Testosterone levels, as shown in Table, were slightly lower in the prostate cancer group compared to PIN and healthy controls. This finding aligns with the "androgen paradox," where androgens are necessary for prostate cancer initiation but their levels often decline in advanced disease stages. Androgen deprivation therapy (ADT), a cornerstone in prostate cancer management, may further contribute to these observed differences. The slight reduction in testosterone levels in precancerous states suggests that metabolic alterations begin early in the disease continuum, potentially offering a window for preventive interventions. [17]

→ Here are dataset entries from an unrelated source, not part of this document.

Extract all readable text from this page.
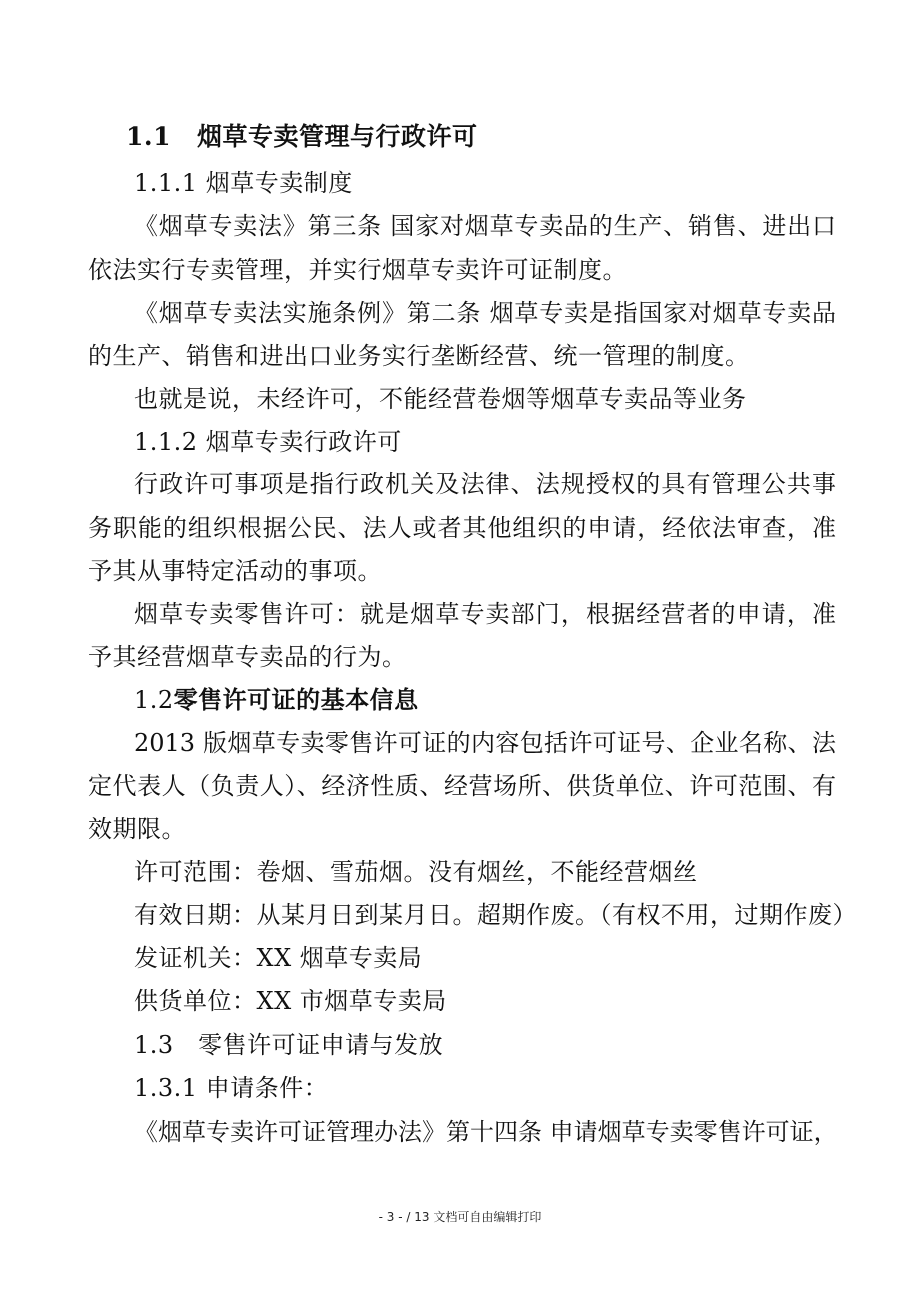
1.1 烟草专卖管理与行政许可
1.1.1 烟草专卖制度
《烟草专卖法》第三条 国家对烟草专卖品的生产、销售、进出口
依法实行专卖管理，并实行烟草专卖许可证制度。
《烟草专卖法实施条例》第二条 烟草专卖是指国家对烟草专卖品
的生产、销售和进出口业务实行垄断经营、统一管理的制度。
也就是说，未经许可，不能经营卷烟等烟草专卖品等业务
1.1.2 烟草专卖行政许可
行政许可事项是指行政机关及法律、法规授权的具有管理公共事
务职能的组织根据公民、法人或者其他组织的申请，经依法审查，准
予其从事特定活动的事项。
烟草专卖零售许可：就是烟草专卖部门，根据经营者的申请，准
予其经营烟草专卖品的行为。
1.2零售许可证的基本信息
2013 版烟草专卖零售许可证的内容包括许可证号、企业名称、法
定代表人（负责人）、经济性质、经营场所、供货单位、许可范围、有
效期限。
许可范围：卷烟、雪茄烟。没有烟丝，不能经营烟丝
有效日期：从某月日到某月日。超期作废。（有权不用，过期作废）
发证机关：XX 烟草专卖局
供货单位：XX 市烟草专卖局
1.3　零售许可证申请与发放
1.3.1 申请条件：
《烟草专卖许可证管理办法》第十四条 申请烟草专卖零售许可证，
- 3 - / 13 文档可自由编辑打印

Fasting glucose levels are slightly higher in the prostate cancer group (mean = 101.31 mg/dL) compared to the healthy control group (mean = 100.31 mg/dL). The precancer group shows a similar mean fasting glucose level (101.02 mg/dL). The precancer group exhibits the highest standard deviation (16.70 mg/dL), indicating greater variability in fasting glucose levels within this group. The healthy control group has the lowest variability (14.96 mg/dL).

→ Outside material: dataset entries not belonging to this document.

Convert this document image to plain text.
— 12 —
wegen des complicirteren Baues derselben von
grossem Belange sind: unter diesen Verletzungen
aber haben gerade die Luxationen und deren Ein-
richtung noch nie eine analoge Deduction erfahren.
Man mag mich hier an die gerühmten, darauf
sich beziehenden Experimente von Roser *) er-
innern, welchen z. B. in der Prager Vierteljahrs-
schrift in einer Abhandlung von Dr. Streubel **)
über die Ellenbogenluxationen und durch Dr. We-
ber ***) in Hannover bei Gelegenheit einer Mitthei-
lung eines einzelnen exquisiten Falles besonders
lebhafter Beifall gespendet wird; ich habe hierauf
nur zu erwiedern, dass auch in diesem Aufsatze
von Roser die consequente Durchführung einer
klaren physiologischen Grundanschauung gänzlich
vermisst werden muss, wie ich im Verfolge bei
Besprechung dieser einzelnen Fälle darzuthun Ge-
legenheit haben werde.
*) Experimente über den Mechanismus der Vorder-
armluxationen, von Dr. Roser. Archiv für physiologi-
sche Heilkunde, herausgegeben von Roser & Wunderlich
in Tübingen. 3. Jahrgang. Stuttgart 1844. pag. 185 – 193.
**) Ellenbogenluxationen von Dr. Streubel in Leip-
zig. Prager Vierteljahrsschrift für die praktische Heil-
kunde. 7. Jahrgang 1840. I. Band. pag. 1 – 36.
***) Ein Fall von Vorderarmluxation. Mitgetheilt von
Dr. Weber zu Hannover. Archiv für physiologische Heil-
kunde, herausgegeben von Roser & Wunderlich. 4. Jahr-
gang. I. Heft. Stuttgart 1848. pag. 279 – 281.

Fasting glucose levels, summarized in Table, were comparable across the groups, with marginally higher values in the prostate cancer cohort. Hyperglycemia is a hallmark of insulin resistance and metabolic syndrome, both of which are linked to cancer risk. Elevated PSA levels, as shown in Table, are consistent with the known biology of prostate cancer, where PSA serves as a marker of disease activity. However, the overlap in PSA levels between precancerous and cancerous states highlights the need for complementary biomarkers to improve diagnostic accuracy. [18]

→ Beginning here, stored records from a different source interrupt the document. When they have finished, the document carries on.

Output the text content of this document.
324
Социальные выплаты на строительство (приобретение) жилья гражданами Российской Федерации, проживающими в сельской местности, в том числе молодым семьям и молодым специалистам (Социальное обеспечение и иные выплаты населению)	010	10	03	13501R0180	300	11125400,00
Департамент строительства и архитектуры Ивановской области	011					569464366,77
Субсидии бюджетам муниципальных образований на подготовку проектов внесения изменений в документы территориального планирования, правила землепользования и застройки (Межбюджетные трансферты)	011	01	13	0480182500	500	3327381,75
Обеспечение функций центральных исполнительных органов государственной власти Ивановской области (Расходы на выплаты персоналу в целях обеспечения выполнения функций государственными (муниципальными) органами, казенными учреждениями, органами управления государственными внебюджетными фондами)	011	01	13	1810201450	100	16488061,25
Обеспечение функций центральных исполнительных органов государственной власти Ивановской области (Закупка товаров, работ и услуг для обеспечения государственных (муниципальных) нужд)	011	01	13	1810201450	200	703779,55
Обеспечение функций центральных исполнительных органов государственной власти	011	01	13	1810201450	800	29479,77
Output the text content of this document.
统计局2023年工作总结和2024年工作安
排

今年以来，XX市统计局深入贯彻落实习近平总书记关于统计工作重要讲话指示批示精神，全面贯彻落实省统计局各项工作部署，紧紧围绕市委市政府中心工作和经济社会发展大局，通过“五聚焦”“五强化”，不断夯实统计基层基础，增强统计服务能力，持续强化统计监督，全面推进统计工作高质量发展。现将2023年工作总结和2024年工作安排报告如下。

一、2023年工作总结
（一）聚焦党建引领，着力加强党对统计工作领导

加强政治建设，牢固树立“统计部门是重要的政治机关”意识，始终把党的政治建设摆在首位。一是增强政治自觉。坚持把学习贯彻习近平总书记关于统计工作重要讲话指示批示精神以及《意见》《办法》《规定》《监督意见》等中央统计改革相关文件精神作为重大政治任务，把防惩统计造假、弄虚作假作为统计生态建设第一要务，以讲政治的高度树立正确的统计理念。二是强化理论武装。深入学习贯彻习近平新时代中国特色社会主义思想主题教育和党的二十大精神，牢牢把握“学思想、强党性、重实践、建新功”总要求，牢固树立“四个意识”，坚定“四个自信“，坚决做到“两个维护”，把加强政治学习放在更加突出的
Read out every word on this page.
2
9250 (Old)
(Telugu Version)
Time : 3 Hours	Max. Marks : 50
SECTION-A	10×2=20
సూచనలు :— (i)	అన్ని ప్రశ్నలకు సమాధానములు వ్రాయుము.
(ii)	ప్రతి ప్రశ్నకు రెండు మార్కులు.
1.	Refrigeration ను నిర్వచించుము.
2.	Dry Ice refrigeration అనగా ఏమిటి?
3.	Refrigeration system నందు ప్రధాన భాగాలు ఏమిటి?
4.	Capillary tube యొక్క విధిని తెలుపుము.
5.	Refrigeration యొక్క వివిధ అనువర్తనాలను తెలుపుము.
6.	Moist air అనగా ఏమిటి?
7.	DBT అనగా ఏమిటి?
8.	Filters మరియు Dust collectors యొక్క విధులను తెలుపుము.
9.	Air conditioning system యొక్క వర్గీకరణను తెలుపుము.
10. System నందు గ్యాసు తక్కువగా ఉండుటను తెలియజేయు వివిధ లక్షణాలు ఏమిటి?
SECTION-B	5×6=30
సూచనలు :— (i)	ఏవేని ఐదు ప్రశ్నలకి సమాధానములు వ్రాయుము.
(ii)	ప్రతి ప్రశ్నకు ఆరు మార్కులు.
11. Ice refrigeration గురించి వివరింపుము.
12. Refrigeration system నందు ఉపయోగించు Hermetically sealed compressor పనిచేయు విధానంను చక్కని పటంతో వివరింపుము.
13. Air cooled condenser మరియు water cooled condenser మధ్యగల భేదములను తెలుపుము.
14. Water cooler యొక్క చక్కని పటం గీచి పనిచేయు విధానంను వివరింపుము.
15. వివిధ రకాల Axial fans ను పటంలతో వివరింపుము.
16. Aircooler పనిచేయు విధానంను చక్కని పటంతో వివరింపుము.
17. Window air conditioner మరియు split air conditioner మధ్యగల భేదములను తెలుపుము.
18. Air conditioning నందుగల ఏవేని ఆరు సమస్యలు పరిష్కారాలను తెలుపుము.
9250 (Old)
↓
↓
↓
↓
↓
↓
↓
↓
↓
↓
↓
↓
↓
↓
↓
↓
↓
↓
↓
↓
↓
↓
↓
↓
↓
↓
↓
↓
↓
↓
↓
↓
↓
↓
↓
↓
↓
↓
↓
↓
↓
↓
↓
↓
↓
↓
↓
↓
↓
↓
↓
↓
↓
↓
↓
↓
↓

This study provides a comprehensive analysis of metabolic and systemic inflammatory profiles in prostate cancer and precancer conditions. The findings support the hypothesis that metabolic dysregulation and systemic inflammation are central to prostate cancer progression, offering potential targets for early intervention and therapeutic strategies. While PSA remains an essential biomarker, the overlap and variability in PSA levels across groups demonstrate its limitations as a standalone test. The findings suggest that PSA should be interpreted alongside other diagnostic modalities to improve sensitivity and specificity in detecting prostate cancer and distinguishing it from precancerous conditions.